FWFA Project Summary

What’s the chance of next week or next month being extremely wet (decile 9 & 10)? What’s the chance of having a hot (decile 9 & 10) week in three or four weeks’ time or a very hot month, next month, or the month after? What’s the chance of having a very dry (decile 1 & 2) month, next month, or the month after?

These are the sort of questions that a large collaborative project is seeking to answer, so that Australian farmers are well informed and have advanced warning of extreme weather events such as heatwaves, cold snaps, dry periods and heavy rainfall.
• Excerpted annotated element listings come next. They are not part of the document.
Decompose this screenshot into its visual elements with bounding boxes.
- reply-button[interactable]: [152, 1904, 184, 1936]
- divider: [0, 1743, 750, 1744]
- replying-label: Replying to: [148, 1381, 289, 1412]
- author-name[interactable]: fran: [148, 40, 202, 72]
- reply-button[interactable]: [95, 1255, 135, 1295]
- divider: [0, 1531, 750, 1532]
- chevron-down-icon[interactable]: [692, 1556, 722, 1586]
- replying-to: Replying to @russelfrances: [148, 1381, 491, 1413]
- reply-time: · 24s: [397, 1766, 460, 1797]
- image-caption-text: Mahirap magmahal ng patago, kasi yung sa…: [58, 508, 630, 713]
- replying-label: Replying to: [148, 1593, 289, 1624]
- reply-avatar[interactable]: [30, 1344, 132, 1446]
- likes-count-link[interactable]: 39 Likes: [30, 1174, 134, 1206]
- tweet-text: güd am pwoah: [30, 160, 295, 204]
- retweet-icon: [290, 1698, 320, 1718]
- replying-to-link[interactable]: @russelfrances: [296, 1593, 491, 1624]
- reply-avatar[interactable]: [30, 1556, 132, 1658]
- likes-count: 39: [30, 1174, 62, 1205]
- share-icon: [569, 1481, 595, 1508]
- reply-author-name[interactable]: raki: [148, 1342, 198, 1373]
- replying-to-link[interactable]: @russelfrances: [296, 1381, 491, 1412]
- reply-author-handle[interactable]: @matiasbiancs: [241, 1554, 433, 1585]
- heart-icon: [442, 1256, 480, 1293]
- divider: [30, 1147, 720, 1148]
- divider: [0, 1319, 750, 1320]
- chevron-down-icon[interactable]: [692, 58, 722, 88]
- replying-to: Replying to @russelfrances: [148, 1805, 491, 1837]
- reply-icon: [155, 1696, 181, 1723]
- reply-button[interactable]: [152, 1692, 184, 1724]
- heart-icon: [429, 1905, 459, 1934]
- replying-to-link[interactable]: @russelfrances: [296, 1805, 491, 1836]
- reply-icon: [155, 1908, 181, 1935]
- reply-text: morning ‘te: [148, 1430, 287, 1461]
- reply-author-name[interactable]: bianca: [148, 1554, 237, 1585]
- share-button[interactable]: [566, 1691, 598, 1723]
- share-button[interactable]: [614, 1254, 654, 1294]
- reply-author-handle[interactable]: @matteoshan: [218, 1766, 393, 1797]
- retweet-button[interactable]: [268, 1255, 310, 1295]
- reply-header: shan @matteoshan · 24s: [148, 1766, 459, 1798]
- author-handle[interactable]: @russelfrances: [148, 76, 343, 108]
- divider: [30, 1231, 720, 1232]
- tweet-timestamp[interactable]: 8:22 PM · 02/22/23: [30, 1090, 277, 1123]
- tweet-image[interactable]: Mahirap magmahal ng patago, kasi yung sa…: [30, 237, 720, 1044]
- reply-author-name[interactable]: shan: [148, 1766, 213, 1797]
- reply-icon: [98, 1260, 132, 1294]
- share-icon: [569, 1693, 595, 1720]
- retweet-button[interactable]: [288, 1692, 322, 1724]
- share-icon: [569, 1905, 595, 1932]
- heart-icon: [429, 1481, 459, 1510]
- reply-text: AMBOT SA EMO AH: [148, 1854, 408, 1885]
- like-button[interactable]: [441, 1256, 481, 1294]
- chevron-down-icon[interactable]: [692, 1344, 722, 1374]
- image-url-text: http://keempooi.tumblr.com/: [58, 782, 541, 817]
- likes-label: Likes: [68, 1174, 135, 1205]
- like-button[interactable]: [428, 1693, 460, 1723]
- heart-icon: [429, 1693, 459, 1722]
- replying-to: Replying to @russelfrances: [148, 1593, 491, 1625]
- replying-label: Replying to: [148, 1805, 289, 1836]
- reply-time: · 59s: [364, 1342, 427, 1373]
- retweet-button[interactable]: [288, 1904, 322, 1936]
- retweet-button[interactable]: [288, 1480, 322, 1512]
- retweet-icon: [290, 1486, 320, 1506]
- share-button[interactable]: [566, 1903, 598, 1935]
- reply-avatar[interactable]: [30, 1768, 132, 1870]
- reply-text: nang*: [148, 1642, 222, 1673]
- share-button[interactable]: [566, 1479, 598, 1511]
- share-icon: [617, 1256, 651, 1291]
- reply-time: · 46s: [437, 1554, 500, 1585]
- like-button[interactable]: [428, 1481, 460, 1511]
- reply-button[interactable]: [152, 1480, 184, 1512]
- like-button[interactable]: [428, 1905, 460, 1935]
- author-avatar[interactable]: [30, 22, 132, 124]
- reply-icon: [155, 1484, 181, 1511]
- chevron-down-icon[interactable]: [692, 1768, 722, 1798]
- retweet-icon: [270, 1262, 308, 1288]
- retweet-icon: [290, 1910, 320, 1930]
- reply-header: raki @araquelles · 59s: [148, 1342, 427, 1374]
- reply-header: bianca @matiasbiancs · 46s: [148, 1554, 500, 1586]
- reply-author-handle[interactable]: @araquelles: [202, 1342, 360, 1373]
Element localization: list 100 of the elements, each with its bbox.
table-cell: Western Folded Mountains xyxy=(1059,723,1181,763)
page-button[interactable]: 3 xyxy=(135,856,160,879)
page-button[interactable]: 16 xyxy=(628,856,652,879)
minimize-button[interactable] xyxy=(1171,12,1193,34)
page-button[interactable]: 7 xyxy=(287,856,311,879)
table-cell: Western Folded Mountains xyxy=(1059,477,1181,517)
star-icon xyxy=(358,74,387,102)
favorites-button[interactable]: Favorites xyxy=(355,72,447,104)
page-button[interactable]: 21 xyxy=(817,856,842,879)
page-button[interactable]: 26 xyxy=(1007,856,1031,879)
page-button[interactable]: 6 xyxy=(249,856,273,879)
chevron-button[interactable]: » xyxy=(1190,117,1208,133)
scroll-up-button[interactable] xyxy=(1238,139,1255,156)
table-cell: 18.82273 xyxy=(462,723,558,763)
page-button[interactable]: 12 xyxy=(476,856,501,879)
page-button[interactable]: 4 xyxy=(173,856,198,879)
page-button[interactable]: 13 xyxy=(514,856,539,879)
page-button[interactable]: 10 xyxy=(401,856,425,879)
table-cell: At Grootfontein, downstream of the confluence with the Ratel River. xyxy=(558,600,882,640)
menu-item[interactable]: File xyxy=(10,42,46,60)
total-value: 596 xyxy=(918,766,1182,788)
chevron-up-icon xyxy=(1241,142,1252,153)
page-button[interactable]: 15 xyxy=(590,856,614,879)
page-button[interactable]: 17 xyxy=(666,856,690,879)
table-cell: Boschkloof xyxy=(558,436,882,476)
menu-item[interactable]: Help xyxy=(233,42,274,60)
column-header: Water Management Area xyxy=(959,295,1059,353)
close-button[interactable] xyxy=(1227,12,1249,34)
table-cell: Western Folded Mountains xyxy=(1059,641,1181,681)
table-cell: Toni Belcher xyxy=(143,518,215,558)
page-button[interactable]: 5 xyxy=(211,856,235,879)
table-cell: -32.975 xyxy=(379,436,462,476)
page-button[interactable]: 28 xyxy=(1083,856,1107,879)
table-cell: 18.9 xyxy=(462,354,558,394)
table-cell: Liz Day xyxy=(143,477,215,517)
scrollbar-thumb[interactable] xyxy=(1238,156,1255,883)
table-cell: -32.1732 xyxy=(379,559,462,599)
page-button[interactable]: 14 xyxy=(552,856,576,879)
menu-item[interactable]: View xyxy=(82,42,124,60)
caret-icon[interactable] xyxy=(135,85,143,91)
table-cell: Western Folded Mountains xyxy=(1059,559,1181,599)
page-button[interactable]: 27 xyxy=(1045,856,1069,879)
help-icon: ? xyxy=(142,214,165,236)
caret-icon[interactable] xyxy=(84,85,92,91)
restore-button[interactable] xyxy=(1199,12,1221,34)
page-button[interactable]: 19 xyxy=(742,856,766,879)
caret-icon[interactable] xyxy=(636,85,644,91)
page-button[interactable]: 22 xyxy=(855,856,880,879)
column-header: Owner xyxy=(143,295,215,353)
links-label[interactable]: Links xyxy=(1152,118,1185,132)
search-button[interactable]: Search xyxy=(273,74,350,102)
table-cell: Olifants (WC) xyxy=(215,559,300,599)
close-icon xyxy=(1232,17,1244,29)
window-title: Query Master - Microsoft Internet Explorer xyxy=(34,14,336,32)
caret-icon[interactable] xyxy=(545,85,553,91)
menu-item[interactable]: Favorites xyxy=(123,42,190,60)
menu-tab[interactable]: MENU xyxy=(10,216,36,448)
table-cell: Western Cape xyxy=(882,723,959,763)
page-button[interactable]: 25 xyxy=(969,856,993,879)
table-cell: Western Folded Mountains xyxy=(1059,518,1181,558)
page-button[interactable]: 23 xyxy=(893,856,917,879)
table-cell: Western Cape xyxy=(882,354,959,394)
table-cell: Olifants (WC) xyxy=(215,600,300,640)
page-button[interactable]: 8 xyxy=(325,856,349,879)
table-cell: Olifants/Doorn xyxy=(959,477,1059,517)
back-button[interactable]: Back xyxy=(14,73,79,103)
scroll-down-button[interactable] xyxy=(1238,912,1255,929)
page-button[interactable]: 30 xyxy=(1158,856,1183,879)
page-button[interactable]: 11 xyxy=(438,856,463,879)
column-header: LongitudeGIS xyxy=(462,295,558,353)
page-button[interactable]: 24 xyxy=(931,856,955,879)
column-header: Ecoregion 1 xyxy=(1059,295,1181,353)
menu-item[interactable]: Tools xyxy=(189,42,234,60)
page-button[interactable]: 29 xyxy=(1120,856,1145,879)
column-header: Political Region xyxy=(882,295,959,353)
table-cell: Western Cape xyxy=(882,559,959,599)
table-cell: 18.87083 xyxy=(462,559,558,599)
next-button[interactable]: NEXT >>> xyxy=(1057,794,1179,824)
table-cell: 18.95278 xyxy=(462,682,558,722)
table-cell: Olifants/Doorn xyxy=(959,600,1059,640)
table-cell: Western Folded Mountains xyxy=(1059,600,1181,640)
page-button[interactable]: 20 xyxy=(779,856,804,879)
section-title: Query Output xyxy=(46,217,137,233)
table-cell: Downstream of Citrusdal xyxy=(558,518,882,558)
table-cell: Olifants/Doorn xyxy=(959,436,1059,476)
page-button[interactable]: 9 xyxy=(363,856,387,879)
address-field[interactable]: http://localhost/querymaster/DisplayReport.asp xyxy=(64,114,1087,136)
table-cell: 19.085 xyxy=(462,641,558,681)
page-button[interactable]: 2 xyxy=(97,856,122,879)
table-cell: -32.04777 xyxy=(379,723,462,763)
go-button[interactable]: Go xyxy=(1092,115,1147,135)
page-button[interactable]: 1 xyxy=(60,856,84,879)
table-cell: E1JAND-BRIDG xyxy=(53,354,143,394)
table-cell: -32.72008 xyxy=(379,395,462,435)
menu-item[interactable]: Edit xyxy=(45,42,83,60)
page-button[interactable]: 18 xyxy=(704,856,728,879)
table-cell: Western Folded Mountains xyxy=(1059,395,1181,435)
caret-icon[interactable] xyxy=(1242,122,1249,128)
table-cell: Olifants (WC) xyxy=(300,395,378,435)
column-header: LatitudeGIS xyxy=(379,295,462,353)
Australian farmers and agribusiness operate in one of the most variable climates of any country in the world, with extreme events and climate variability one of the largest drivers of fluctuations in annual agricultural production and income.

Today, considerable use is made of weather forecasts (days 1–7) for extreme events. However, there is no information available to farmers on the odds of extreme events in the weeks or seasons ahead. Forecasts of extreme events will provide opportunities for farmers to develop proactive response planning at farm-gate levels. It might be moving freshly shorn sheep to sheltered paddocks ahead of unseasonal cold and wet conditions or shifting livestock to higher ground if extreme rainfall is predicted. Responses in cropping might involve decisions on crop choice, planting time and fertiliser rates. A wine grape grower might schedule extra irrigation before a forecast heat event. 

The project Forewarned is Forearmed (FWFA): equipping farmers and agricultural value chains to proactively manage the impacts of extreme climate events (RnD4P-16-03-007), runs from 2017-2022 and will provide five new forecast products for extreme events weeks to months ahead. Funding partners include the Australian Government Department of Agriculture and Water Resources as part of its Rural Research and Development (R&D) for Profit Program ($6m), with further cash and in-kind contributions ($8m) from 14 project partners. The project lead is Meat & Livestock Australia (MLA).

There are already several experimental forecast products being trialled by reference groups of Australian farmers and their feedback is helping to determine their utility and make them easier to understand and use. The products being trialled range from probability maps for Australia (but more detailed than the above/below median forecasts that exist today) to specific forecasts for hundreds of Australian towns. The first publicly available product will be listed on the Bureau website in early 2021. Examples of some of these products are shown below. The reference groups of farmers are also contributing by identifying and prioritising extreme events of most risk to their industries – and exploring best practice options and tools to help manage that risk.

Contact details:

  • If you would like to join the FWFA Community of Practice and be copied in on monthly webinars contact Kate Finger at BCG (E: kate.finger@bcg.org.au)
  • If you would like to learn more about FWFA, please contact Doug McNichol at MLA (E: dmcnicholl@mla.com.au) or the National Coordinator Russell Pattinson (E: miracledog@bigpond.com).
  • If you would like to review the experimental products, contact Russell Pattinson or Dr Deb Hudson at the Bureau (E: Debbie.Hudson@bom.gov.au)
Figure 1: Example of the chance of having an extremely dry summer (amongst the driest fifth in the climatology period). The forecast shown here is for the Nov-Dec-Jan season and is suggesting an elevated risk of having decile 1 or 2 rainfall totals over much of eastern and southern Australia (probabilities are greater than the usual risk of 20% over large areas). Over some of these areas the risk is more than doubled (>40%). However, over much of north western Australia and Victoria (areas shown in white), the chance of a really dry summer is no different to long term odds of 20%.

Figure 2. Maximum temperature forecasts for 3 to 9 September 2019 (generated on the 20th August) show the variation in conditions around Australia. These experimental forecasts show the probabilities across five different decile ranges for each station. The long-term average probability (climatology) for each category is 20% and the forecast shows the shift in the expected outcome compared to climatology. In the example, there is a shift towards an increased likelihood of hot conditions for Applethorpe (more than double the usual risk for having decile 9 or 10), whereas for Burnie there is a shift in the odds towards colder temperatures. 

Figure 3: This forecast shows that there is a chance of having a heatwave at some stage in the week of 25-31 December over large areas of southern and north-western Australia. A heatwave is defined as having three or more consecutive days of temperature greater than the 90th percentile for a given region. The 90th percentile varies with region – this means that the threshold for a heatwave is different between, for example, Brisbane and Hobart. The 90th percentile threshold is calculated by looking back over the historical period for the particular time of year of interest. 10% of days are hotter than this threshold. The index will capture “warm waves” in the winter half of the year (i.e., unusually warm periods) because the threshold is determined relative to the given time of year.